Bred of the Desert: A Horse and a Romance
Chapter 15
A PICTURE
A hundred miles west from the shack, stretching away from it in an almost unbroken expanse, was a desert within the desert. _Amole_ and sagebrush and cactus vied with each other to relieve the dead, flat, monotonous brown. Without movement anywhere, save for the heat-waves ascending, this expanse presented an unutterably drear and lonesome aspect. It terminated, or partly terminated--swerving off into the south beyond--in a long sand-dune running northeast and southwest. This mighty roll lay brooding, as did the world-old expanse fringing it, in the silence of late morning. Overhead a turquoise sky, low, spotless, likewise brooding, dipped down gracefully to the horizon around--a horizon like an immense girdle, a girdle which, as one journeyed along, seemed to accompany him, rapidly if he moved rapidly, slowly if he moved slowly--an immense circle of which he was the center. The sun was glaring, and revealed here and there out of the drifts a bleached skeleton, mutely proclaiming the sun as overlord, while over all, around and about and within this throbbing furnace, there seemed to lurk a voice, a voice of but a softly lisped word--solitude.
Suddenly, like a mere dot against the skyline, there appeared over the giant dune to the north a single horseman. A moment he seemed to pause on the crest, then began the long descent, slowly, with almost imperceptible movement. He was not more than under way when another dot appeared against the skyline, a second horseman, close behind the first, who, like the first, after seeming to pause a moment on the crest, dipped into the long slope with almost imperceptible movement. A third dot appeared, two dots close beside each other, and these, like the others, dipping into the descent with almost imperceptible movement, for all the world like flies reluctantly entering a giant saucer. And then appeared another, the fifth, and then no more. The last also seemed to pause a brief moment on the crest, and also dipped with almost imperceptible movement into the long descent.
They struck the floor of the furnace. Details began to emerge. One was a fat man, another was a gaunt man, a third was a little man--all smooth of face. Then there was a man with a scrubby beard. And there was another smooth-faced man, riding a little apart from the others, a little more alert, perhaps, his garments not their garments, his horse a little rounder of outline, a little more graceful of movement.
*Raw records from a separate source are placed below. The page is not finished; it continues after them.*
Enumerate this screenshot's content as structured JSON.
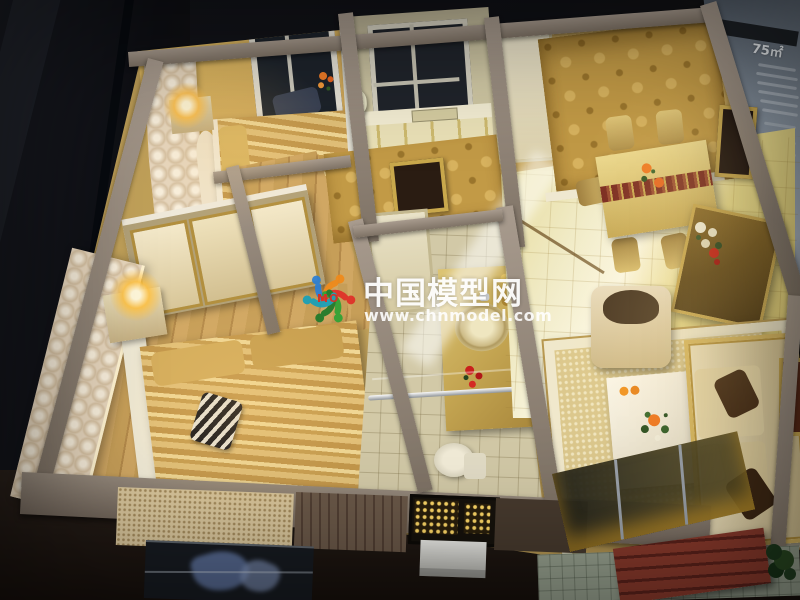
{
  "watermark": {
    "site_name": "中国模型网",
    "site_url": "www.chnmodel.com",
    "logo_text": "MO",
    "logo_icon": "circle-of-people-logo",
    "text_color": "#ffffff",
    "logo_text_color": "#d42b24",
    "logo_colors": [
      "#2b7fd6",
      "#f08a1a",
      "#e03028",
      "#2fa335",
      "#1f7a2a",
      "#18a0b8"
    ]
  },
  "background_sign": {
    "area_label": "75㎡",
    "panel_color": "#8d99a6",
    "text_color": "#eef2f6"
  },
  "model_palette": {
    "wall_top": "#948779",
    "wood_floor": "#c69e58",
    "gold_wallpaper": "#c29a46",
    "gloss_floor": "#f0eac4",
    "bedding_gold": "#d9b874",
    "sofa_cream": "#e9dcc0",
    "bench_red": "#7a2f24",
    "lamp_glow": "#ffd968"
  }
}
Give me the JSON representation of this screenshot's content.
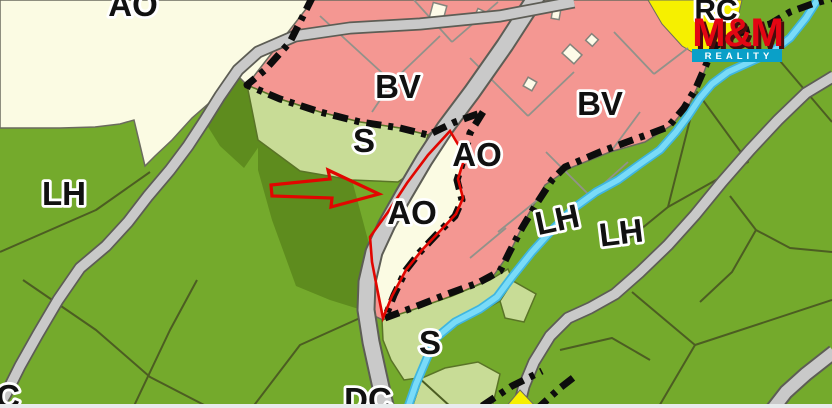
{
  "map": {
    "description": "land-use zoning map with highlighted parcel",
    "zone_labels": [
      {
        "id": "ao-top",
        "text": "AO"
      },
      {
        "id": "bv-west",
        "text": "BV"
      },
      {
        "id": "bv-east",
        "text": "BV"
      },
      {
        "id": "s-upper",
        "text": "S"
      },
      {
        "id": "ao-east",
        "text": "AO"
      },
      {
        "id": "lh-west",
        "text": "LH"
      },
      {
        "id": "ao-parcel",
        "text": "AO"
      },
      {
        "id": "lh-mid",
        "text": "LH"
      },
      {
        "id": "lh-east",
        "text": "LH"
      },
      {
        "id": "s-lower",
        "text": "S"
      },
      {
        "id": "dc-bottom",
        "text": "DC"
      },
      {
        "id": "c-corner",
        "text": "C"
      },
      {
        "id": "rc-corner",
        "text": "RC"
      }
    ],
    "watermark": {
      "brand": "M&M",
      "tagline": "REALITY"
    },
    "colors": {
      "forest_green": "#74AA2C",
      "dark_green": "#5E8C1E",
      "meadow_light_green": "#C8DC96",
      "residential_pink": "#F49792",
      "zone_cream": "#FBFBE3",
      "recreation_yellow": "#F6F000",
      "road_gray": "#C9C9C9",
      "stream_cyan": "#79DBF8",
      "boundary_black": "#0d0d0d",
      "highlight_red": "#E10600",
      "brand_red": "#E30613",
      "brand_teal": "#0AA0C8"
    }
  }
}
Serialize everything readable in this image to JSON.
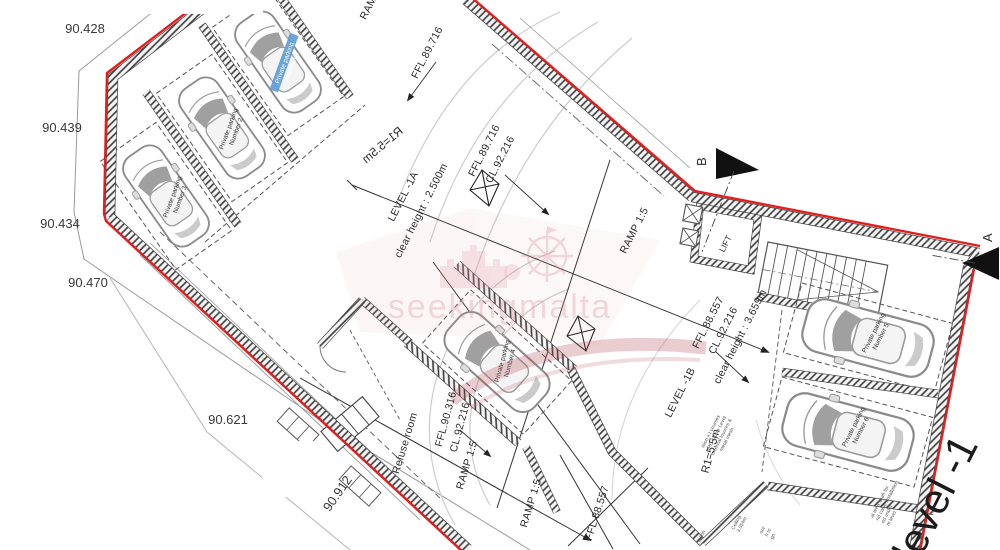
{
  "drawing": {
    "watermark_text": "seekingmalta",
    "level_title": "level -1",
    "spot_levels": [
      "90.428",
      "90.439",
      "90.434",
      "90.470",
      "90.621",
      "90.912"
    ],
    "area_1a": {
      "name": "LEVEL -1A",
      "clear_height": "clear height : 2.500m"
    },
    "area_1b": {
      "name": "LEVEL -1B",
      "clear_height": "clear height : 3.659m",
      "ffl": "FFL.88.557",
      "cl": "CL.92.216"
    },
    "levels": {
      "ffl_entry": "FFL.89.716",
      "cl_main": "CL.92.216",
      "ffl_mid": "FFL.90.316",
      "ffl_low": "FFL.88.557"
    },
    "ramp_label": "RAMP 1:5",
    "lift_label": "LIFT",
    "refuse_label": "Refuse room",
    "radius_label": "R1=5.5m",
    "section_markers": {
      "a": "A",
      "b": "B"
    },
    "parking_line1": "Private parking",
    "parking_spaces": [
      "Number 1",
      "Number 2",
      "Number 3",
      "Number 4",
      "Number 5",
      "Number 6"
    ],
    "notes_1b": [
      "ision x t courses",
      "HPD & Low Level",
      "external louvres &",
      "metal mesh"
    ],
    "notes_bottom": [
      "lation",
      "Ceiling",
      "3.054m",
      "oor",
      "h to",
      "gn"
    ],
    "notes_right": [
      "al area shaft for",
      "nd cable installation",
      "ed under",
      "nt level"
    ],
    "colors": {
      "boundary_red": "#e01f1f",
      "wall_dark": "#3c3c3c",
      "watermark_pink": "#d98a94"
    }
  }
}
They might have been in conversation, these riders out of the solitude. But all were heavily armed. And all rode slowly, leisurely, taking their own good time, as if this in itself was duty, with orders uncertain, or with no orders at all. They rode on across the desert within the desert, presenting three-quarter profile, then, with an hour passing, full profile, then, with another hour passing, quarter profile, and now, with yet another hour passing, five agreeable backs--broad, most of them, all topped with sombreros, and all motionless save for the movement of their mounts. On and on they rode into the south, underneath a blistering sun at full zenith. They became mere dots again upon the pulsating horizon, mere specks, and disappeared in the shimmering haze.
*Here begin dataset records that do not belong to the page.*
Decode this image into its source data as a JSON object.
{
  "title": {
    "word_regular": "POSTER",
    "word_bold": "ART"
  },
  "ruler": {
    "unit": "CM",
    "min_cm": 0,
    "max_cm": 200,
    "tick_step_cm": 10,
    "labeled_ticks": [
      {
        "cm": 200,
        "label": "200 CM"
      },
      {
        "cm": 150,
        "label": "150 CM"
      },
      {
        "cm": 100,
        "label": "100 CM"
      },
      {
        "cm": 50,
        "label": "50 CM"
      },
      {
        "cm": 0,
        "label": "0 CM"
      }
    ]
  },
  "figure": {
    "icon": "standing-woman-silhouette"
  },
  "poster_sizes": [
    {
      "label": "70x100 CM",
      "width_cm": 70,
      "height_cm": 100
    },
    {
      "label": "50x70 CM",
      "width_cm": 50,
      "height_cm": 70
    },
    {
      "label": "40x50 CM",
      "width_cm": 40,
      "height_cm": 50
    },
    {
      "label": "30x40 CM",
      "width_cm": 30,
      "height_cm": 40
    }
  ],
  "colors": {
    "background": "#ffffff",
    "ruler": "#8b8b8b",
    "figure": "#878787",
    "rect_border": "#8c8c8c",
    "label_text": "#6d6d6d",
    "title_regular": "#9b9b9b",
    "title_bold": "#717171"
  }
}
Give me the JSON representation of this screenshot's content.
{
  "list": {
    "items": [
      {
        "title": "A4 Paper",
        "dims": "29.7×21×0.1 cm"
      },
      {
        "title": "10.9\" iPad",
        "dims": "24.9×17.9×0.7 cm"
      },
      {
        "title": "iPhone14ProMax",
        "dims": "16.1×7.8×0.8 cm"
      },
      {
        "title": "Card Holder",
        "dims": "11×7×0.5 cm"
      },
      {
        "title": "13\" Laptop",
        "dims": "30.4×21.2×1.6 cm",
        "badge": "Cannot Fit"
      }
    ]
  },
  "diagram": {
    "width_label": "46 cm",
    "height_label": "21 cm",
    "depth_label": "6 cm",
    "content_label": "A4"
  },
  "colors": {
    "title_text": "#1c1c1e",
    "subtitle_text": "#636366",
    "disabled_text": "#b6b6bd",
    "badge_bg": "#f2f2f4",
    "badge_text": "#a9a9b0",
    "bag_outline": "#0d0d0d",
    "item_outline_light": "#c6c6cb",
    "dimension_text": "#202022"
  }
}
Solitude, the voice of solitude, the death-stillness, throbbing silence, reigned once more. Not an animal, not an insect, not a tree, struck the eye. The arid and level floor was again clean of movement. The sun glared, revealing here and there out of the drifts a bleached skeleton, in this speechless thing mutely proclaiming its own sway. Beneath the sun the horizon, an immense girdle, swept round in unbroken line, pulsating. The turquoise sky hung low, spotless and shimmering, brooding, dipping smoothly down to the horizon and to the long sand-dune running to northeast and southwest. Skirting this dune, reaching to it out of the east, then swerving off to the south beyond, lay the almost unbroken expanse, the desert within the desert, its dead, flat, monotonous brown relieved here and there with alternating sagebrush and cactus and _amole_, stretching back a distance of a hundred miles to the shack.